Regulation DD (12 CFR Part 1030), which implements the Truth in Savings Act (TISA), became effective in June 1993. An official staff commentary interprets the requirements of Regulation DD (12 CFR 1030 (Supplement I)). Since then, several amendments have been made to Regulation DD and the Staff Commentary, including changes effective Jan. 1, 2010, concerning disclosures of aggregate overdraft and returned item fees on periodic statements and balance disclosures provided to consumers through automated systems. In addition, effective July 6, 2010, clarifications were made to the provisions related to overdraft services (NOTE: The effective date for the clarification to 12 CFR 1030.11(a)(1)(i), requiring the term “Total Overdraft Fees” to be used, was Oct. 1, 2010) (75Fed. Reg. 31673).
The Dodd-Frank Act granted rulemaking authority under the Truth in Savings Act to the Consumer Financial Protection Bureau (CFPB) and, with respect to entities under its jurisdiction, granted authority to the CFPB to supervise for and enforce compliance with the Truth in Savings Act and its implementing regulations. In Dec. 2011, the CFPB restated the Federal Reserve’s implementing regulation at 12 CFR Part 1030 (76 Fed. Reg. 79276) (Dec. 21, 2011).

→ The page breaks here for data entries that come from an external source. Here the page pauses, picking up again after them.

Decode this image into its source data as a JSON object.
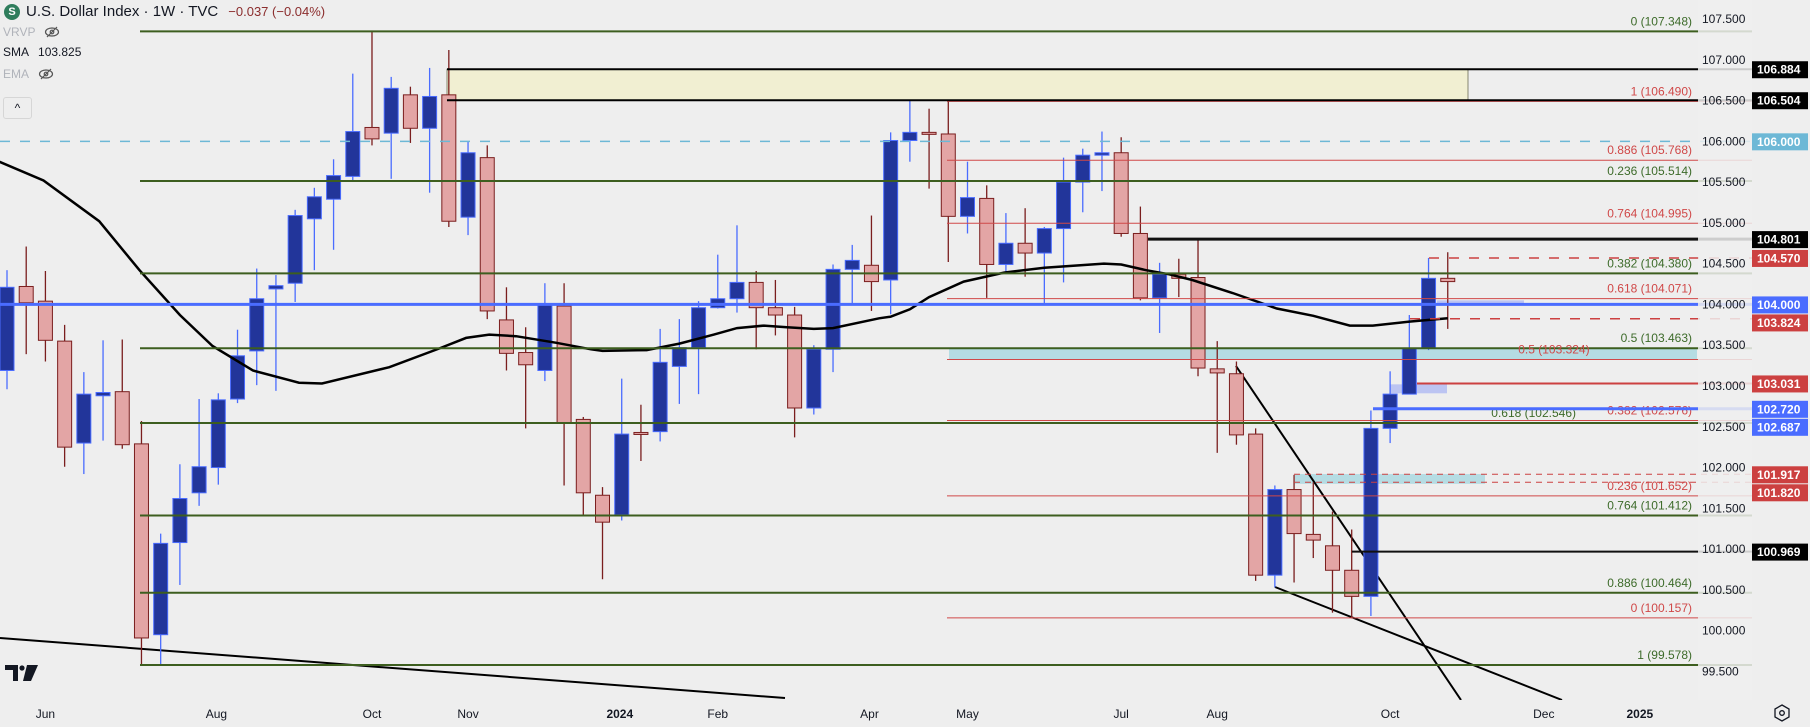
{
  "header": {
    "symbol_icon": "S",
    "title": "U.S. Dollar Index · 1W · TVC",
    "change": "−0.037 (−0.04%)"
  },
  "legend": {
    "vrvp": {
      "label": "VRVP",
      "icon": "eye-off-icon"
    },
    "sma": {
      "label": "SMA",
      "value": "103.825"
    },
    "ema": {
      "label": "EMA",
      "icon": "eye-off-icon"
    },
    "collapse_icon": "chevron-up-icon",
    "collapse_glyph": "^"
  },
  "colors": {
    "background": "#eeeeee",
    "up_fill": "#22359a",
    "up_border": "#4a6cff",
    "down_fill": "#e3a5a5",
    "down_border": "#7a1e1e",
    "fib_green": "#3d5e1f",
    "fib_red": "#d04848",
    "sma": "#000000",
    "level_blue": "#4a6cff",
    "dashed_cyan": "#6db8d6",
    "zone_yellow": "#f1efd2",
    "zone_teal": "#b5dce3",
    "zone_periwinkle": "#bcc4f2"
  },
  "chart_data": {
    "type": "candlestick",
    "title": "U.S. Dollar Index · 1W · TVC",
    "interval": "1W",
    "ylim": [
      99.2,
      107.75
    ],
    "candles_ohlc": [
      [
        103.19,
        104.42,
        102.96,
        104.21
      ],
      [
        104.22,
        104.71,
        103.39,
        104.02
      ],
      [
        104.04,
        104.41,
        103.3,
        103.56
      ],
      [
        103.55,
        103.75,
        102.01,
        102.25
      ],
      [
        102.3,
        103.17,
        101.92,
        102.9
      ],
      [
        102.88,
        103.56,
        102.33,
        102.92
      ],
      [
        102.93,
        103.57,
        102.23,
        102.28
      ],
      [
        102.29,
        102.57,
        99.58,
        99.91
      ],
      [
        99.95,
        101.19,
        99.58,
        101.07
      ],
      [
        101.08,
        102.04,
        100.56,
        101.62
      ],
      [
        101.69,
        102.84,
        101.53,
        102.01
      ],
      [
        102.0,
        102.91,
        101.79,
        102.83
      ],
      [
        102.84,
        103.69,
        102.79,
        103.37
      ],
      [
        103.43,
        104.44,
        103.01,
        104.07
      ],
      [
        104.19,
        104.36,
        102.94,
        104.23
      ],
      [
        104.26,
        105.16,
        104.03,
        105.09
      ],
      [
        105.05,
        105.43,
        104.42,
        105.32
      ],
      [
        105.29,
        105.78,
        104.67,
        105.58
      ],
      [
        105.57,
        106.83,
        105.52,
        106.12
      ],
      [
        106.17,
        107.35,
        105.95,
        106.03
      ],
      [
        106.1,
        106.79,
        105.54,
        106.65
      ],
      [
        106.57,
        106.67,
        105.98,
        106.16
      ],
      [
        106.16,
        106.9,
        105.37,
        106.55
      ],
      [
        106.57,
        107.12,
        104.95,
        105.02
      ],
      [
        105.07,
        106.0,
        104.85,
        105.86
      ],
      [
        105.8,
        105.95,
        103.82,
        103.92
      ],
      [
        103.81,
        104.21,
        103.19,
        103.4
      ],
      [
        103.41,
        103.72,
        102.48,
        103.26
      ],
      [
        103.19,
        104.26,
        103.06,
        104.01
      ],
      [
        103.98,
        104.26,
        101.78,
        102.55
      ],
      [
        102.59,
        102.62,
        101.42,
        101.69
      ],
      [
        101.66,
        101.76,
        100.63,
        101.33
      ],
      [
        101.42,
        103.09,
        101.35,
        102.41
      ],
      [
        102.43,
        102.77,
        102.08,
        102.41
      ],
      [
        102.44,
        103.7,
        102.32,
        103.29
      ],
      [
        103.24,
        103.82,
        102.78,
        103.47
      ],
      [
        103.47,
        104.04,
        102.9,
        103.96
      ],
      [
        103.96,
        104.61,
        103.95,
        104.07
      ],
      [
        104.07,
        104.97,
        103.9,
        104.27
      ],
      [
        104.27,
        104.41,
        103.45,
        103.96
      ],
      [
        103.96,
        104.3,
        103.62,
        103.87
      ],
      [
        103.87,
        103.97,
        102.37,
        102.73
      ],
      [
        102.73,
        103.5,
        102.65,
        103.45
      ],
      [
        103.45,
        104.49,
        103.17,
        104.43
      ],
      [
        104.43,
        104.73,
        104.01,
        104.54
      ],
      [
        104.48,
        105.09,
        103.92,
        104.28
      ],
      [
        104.3,
        106.11,
        103.88,
        106.01
      ],
      [
        106.01,
        106.51,
        105.75,
        106.11
      ],
      [
        106.11,
        106.4,
        105.42,
        106.09
      ],
      [
        106.09,
        106.5,
        104.52,
        105.08
      ],
      [
        105.08,
        105.75,
        104.87,
        105.31
      ],
      [
        105.3,
        105.46,
        104.08,
        104.49
      ],
      [
        104.49,
        105.12,
        104.4,
        104.75
      ],
      [
        104.75,
        105.18,
        104.34,
        104.63
      ],
      [
        104.63,
        104.95,
        104.01,
        104.93
      ],
      [
        104.93,
        105.8,
        104.27,
        105.5
      ],
      [
        105.5,
        105.91,
        105.13,
        105.83
      ],
      [
        105.83,
        106.12,
        105.39,
        105.86
      ],
      [
        105.86,
        106.05,
        104.83,
        104.87
      ],
      [
        104.87,
        105.2,
        104.05,
        104.08
      ],
      [
        104.08,
        104.51,
        103.65,
        104.37
      ],
      [
        104.37,
        104.56,
        104.09,
        104.32
      ],
      [
        104.33,
        104.8,
        103.12,
        103.22
      ],
      [
        103.21,
        103.55,
        102.18,
        103.16
      ],
      [
        103.15,
        103.3,
        102.28,
        102.4
      ],
      [
        102.41,
        102.48,
        100.61,
        100.68
      ],
      [
        100.68,
        101.78,
        100.53,
        101.73
      ],
      [
        101.73,
        101.91,
        100.59,
        101.19
      ],
      [
        101.18,
        101.82,
        100.89,
        101.11
      ],
      [
        101.04,
        101.46,
        100.22,
        100.74
      ],
      [
        100.74,
        101.24,
        100.15,
        100.42
      ],
      [
        100.42,
        102.7,
        100.18,
        102.48
      ],
      [
        102.48,
        103.18,
        102.3,
        102.9
      ],
      [
        102.9,
        103.87,
        102.9,
        103.46
      ],
      [
        103.46,
        104.57,
        103.44,
        104.32
      ],
      [
        104.32,
        104.64,
        103.7,
        104.28
      ]
    ],
    "sma_series": [
      [
        -0.4,
        105.75
      ],
      [
        1.9,
        105.52
      ],
      [
        4.8,
        105.02
      ],
      [
        6.9,
        104.42
      ],
      [
        9.0,
        103.87
      ],
      [
        10.7,
        103.49
      ],
      [
        12.8,
        103.19
      ],
      [
        15.2,
        103.04
      ],
      [
        16.4,
        103.03
      ],
      [
        19.9,
        103.23
      ],
      [
        22.5,
        103.46
      ],
      [
        23.9,
        103.59
      ],
      [
        25.1,
        103.63
      ],
      [
        26.5,
        103.61
      ],
      [
        28.6,
        103.53
      ],
      [
        30.4,
        103.45
      ],
      [
        31.0,
        103.43
      ],
      [
        33.3,
        103.44
      ],
      [
        35.0,
        103.52
      ],
      [
        36.8,
        103.63
      ],
      [
        38.0,
        103.71
      ],
      [
        39.4,
        103.74
      ],
      [
        40.6,
        103.72
      ],
      [
        42.0,
        103.7
      ],
      [
        43.0,
        103.71
      ],
      [
        45.4,
        103.83
      ],
      [
        46.0,
        103.85
      ],
      [
        47.0,
        103.94
      ],
      [
        48.0,
        104.09
      ],
      [
        49.8,
        104.28
      ],
      [
        51.9,
        104.39
      ],
      [
        54.0,
        104.45
      ],
      [
        57.1,
        104.5
      ],
      [
        58.0,
        104.49
      ],
      [
        59.3,
        104.42
      ],
      [
        60.5,
        104.37
      ],
      [
        61.7,
        104.3
      ],
      [
        63.8,
        104.14
      ],
      [
        66.1,
        103.95
      ],
      [
        68.0,
        103.86
      ],
      [
        69.9,
        103.74
      ],
      [
        71.1,
        103.74
      ],
      [
        73.0,
        103.79
      ],
      [
        75.0,
        103.83
      ]
    ],
    "price_ticks": [
      "107.500",
      "107.000",
      "106.500",
      "106.000",
      "105.500",
      "105.000",
      "104.500",
      "104.000",
      "103.500",
      "103.000",
      "102.500",
      "102.000",
      "101.500",
      "101.000",
      "100.500",
      "100.000",
      "99.500"
    ],
    "time_labels": [
      {
        "label": "Jun",
        "week": 2,
        "bold": false
      },
      {
        "label": "Aug",
        "week": 10.9,
        "bold": false
      },
      {
        "label": "Oct",
        "week": 19,
        "bold": false
      },
      {
        "label": "Nov",
        "week": 24,
        "bold": false
      },
      {
        "label": "2024",
        "week": 31.9,
        "bold": true
      },
      {
        "label": "Feb",
        "week": 37,
        "bold": false
      },
      {
        "label": "Apr",
        "week": 44.9,
        "bold": false
      },
      {
        "label": "May",
        "week": 50,
        "bold": false
      },
      {
        "label": "Jul",
        "week": 58,
        "bold": false
      },
      {
        "label": "Aug",
        "week": 63,
        "bold": false
      },
      {
        "label": "Oct",
        "week": 72,
        "bold": false
      },
      {
        "label": "Dec",
        "week": 80,
        "bold": false
      },
      {
        "label": "2025",
        "week": 85,
        "bold": true
      }
    ],
    "fib_green": [
      {
        "label": "0 (107.348)",
        "price": 107.348
      },
      {
        "label": "0.236 (105.514)",
        "price": 105.514
      },
      {
        "label": "0.382 (104.380)",
        "price": 104.38
      },
      {
        "label": "0.5 (103.463)",
        "price": 103.463
      },
      {
        "label": "0.618 (102.546)",
        "price": 102.546
      },
      {
        "label": "0.764 (101.412)",
        "price": 101.412
      },
      {
        "label": "0.886 (100.464)",
        "price": 100.464
      },
      {
        "label": "1 (99.578)",
        "price": 99.578
      }
    ],
    "fib_red": [
      {
        "label": "1 (106.490)",
        "price": 106.49
      },
      {
        "label": "0.886 (105.768)",
        "price": 105.768
      },
      {
        "label": "0.764 (104.995)",
        "price": 104.995
      },
      {
        "label": "0.618 (104.071)",
        "price": 104.071
      },
      {
        "label": "0.5 (103.324)",
        "price": 103.324
      },
      {
        "label": "0.382 (102.576)",
        "price": 102.576
      },
      {
        "label": "0.236 (101.652)",
        "price": 101.652
      },
      {
        "label": "0 (100.157)",
        "price": 100.157
      }
    ],
    "level_badges": [
      {
        "label": "106.884",
        "price": 106.884,
        "color": "#000000"
      },
      {
        "label": "106.504",
        "price": 106.504,
        "color": "#000000"
      },
      {
        "label": "106.000",
        "price": 106.0,
        "color": "#6db8d6"
      },
      {
        "label": "104.801",
        "price": 104.801,
        "color": "#000000"
      },
      {
        "label": "104.570",
        "price": 104.57,
        "color": "#cc4040"
      },
      {
        "label": "104.000",
        "price": 104.0,
        "color": "#4a6cff"
      },
      {
        "label": "103.824",
        "price": 103.824,
        "color": "#cc4040"
      },
      {
        "label": "103.031",
        "price": 103.031,
        "color": "#cc4040"
      },
      {
        "label": "102.720",
        "price": 102.72,
        "color": "#4a6cff"
      },
      {
        "label": "102.687",
        "price": 102.687,
        "color": "#4a6cff"
      },
      {
        "label": "101.917",
        "price": 101.917,
        "color": "#cc4040"
      },
      {
        "label": "101.820",
        "price": 101.82,
        "color": "#cc4040"
      },
      {
        "label": "100.969",
        "price": 100.969,
        "color": "#000000"
      }
    ]
  }
}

The purpose of Regulation DD is to enable consumers to make informed decisions about their accounts at depository institutions through the use of uniform disclosures. The disclosures aid comparison shopping by informing consumers about the fees, annual percentage yield, interest rate, and other terms for deposit accounts. A consumer is entitled to receive disclosures under all of the following circumstances:
- When an account is opened
- Upon request
- When the terms of the account are changed
- When a periodic statement is sent
- For most time accounts, before the account matures
The regulation also includes requirements on the payment of interest, the methods of calculating the balance on which interest is paid, the calculation of the annual-percentage yield, and advertising.